I wouldn’t really care except that we don’t support FF on the office network and as a senior admin I feel that I should follow policy on this. I do have FF installed for testing purposes (sorry, Brian) but I sort of feel I should stick to IE under most circumstances. Also, Google Reader is the only way I can see my own blog from work – we use a fairly fierce filtering system that currently bans personal websites amoung other things and it seems that the whole of .me.uk is unavailable.

Actually this leads me on to the delicate subject of blogging and the workplace. I’m not sure if many people at Renishaw really “get” blogging, so as a rule I’m going to avoid talking about work here. I certainly won’t be blogging from work. Every so often I’ll no doubt touch upon things like today, but I’m going to draw a line for the time being. This still leaves me with plenty to talk about though, as there’s far more to my profession that what I currently do on a day-to-day basis. Plus there’s the interweb, and all the other trivia I like to think and blather on about, so hopefully my self-imposed restrictions won’t grate to much.

Nov 09 2004

A suggestion for Al

Al’s a friend of mine who works in the music biz. He tells me to make alternative suggestions when I imply that the mainstream music industry have a pretty screwed idea of how to market their product in the age of the internet. Fair enough. A guy called Mark Cuban has an articulate set of suggestions I might just send him a pointer to.
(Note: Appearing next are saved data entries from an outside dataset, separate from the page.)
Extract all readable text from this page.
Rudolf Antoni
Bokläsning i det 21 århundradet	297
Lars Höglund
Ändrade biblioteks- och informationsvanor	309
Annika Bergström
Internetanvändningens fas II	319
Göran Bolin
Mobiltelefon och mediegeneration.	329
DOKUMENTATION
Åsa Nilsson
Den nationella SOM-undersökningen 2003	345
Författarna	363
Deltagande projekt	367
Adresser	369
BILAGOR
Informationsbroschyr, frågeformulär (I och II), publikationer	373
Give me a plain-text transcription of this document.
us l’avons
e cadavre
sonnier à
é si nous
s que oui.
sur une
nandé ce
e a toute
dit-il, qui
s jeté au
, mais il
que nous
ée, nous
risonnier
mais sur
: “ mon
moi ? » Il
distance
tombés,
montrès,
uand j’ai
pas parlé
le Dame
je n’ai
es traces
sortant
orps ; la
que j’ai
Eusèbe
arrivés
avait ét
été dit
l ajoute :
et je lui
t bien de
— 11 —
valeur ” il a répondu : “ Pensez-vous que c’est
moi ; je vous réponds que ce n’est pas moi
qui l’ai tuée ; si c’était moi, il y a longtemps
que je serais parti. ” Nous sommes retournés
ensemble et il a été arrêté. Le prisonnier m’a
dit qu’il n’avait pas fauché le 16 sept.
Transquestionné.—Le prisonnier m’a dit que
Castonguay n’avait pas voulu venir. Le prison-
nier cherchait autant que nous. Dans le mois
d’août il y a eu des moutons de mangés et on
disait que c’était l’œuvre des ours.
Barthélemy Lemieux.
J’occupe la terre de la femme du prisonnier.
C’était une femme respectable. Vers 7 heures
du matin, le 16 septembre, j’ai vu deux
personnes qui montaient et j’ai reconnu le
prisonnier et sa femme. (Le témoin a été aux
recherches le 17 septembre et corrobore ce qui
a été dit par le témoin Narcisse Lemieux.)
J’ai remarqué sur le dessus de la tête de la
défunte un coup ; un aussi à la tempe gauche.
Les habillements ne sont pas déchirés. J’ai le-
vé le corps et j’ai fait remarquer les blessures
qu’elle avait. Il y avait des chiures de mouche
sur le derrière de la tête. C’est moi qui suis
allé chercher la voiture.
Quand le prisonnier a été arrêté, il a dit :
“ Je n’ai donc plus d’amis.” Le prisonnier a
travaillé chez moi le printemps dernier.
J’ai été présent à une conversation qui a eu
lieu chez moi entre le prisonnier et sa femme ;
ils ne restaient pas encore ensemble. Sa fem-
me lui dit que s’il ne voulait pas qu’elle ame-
Can the music industry cry wolf any longer?

This is the only industry in the world that can see thousands of its retailers close, reduce the number of products it sells via cutbacks in artist rosters and albums released, cut back marketing and promotional dollars and then blame a reduction in sales on someone or something other than themselves.

That big bad boogieman of piracy is blowing down everyone’s house. The poor music industry. Except of course that there is nothing more than anecdotal proof that Peer to Peer networks hurt music sales, and to counter those, there are studies and anecdotal evidence that the sampling opportunity that P2P networks create actually help sales.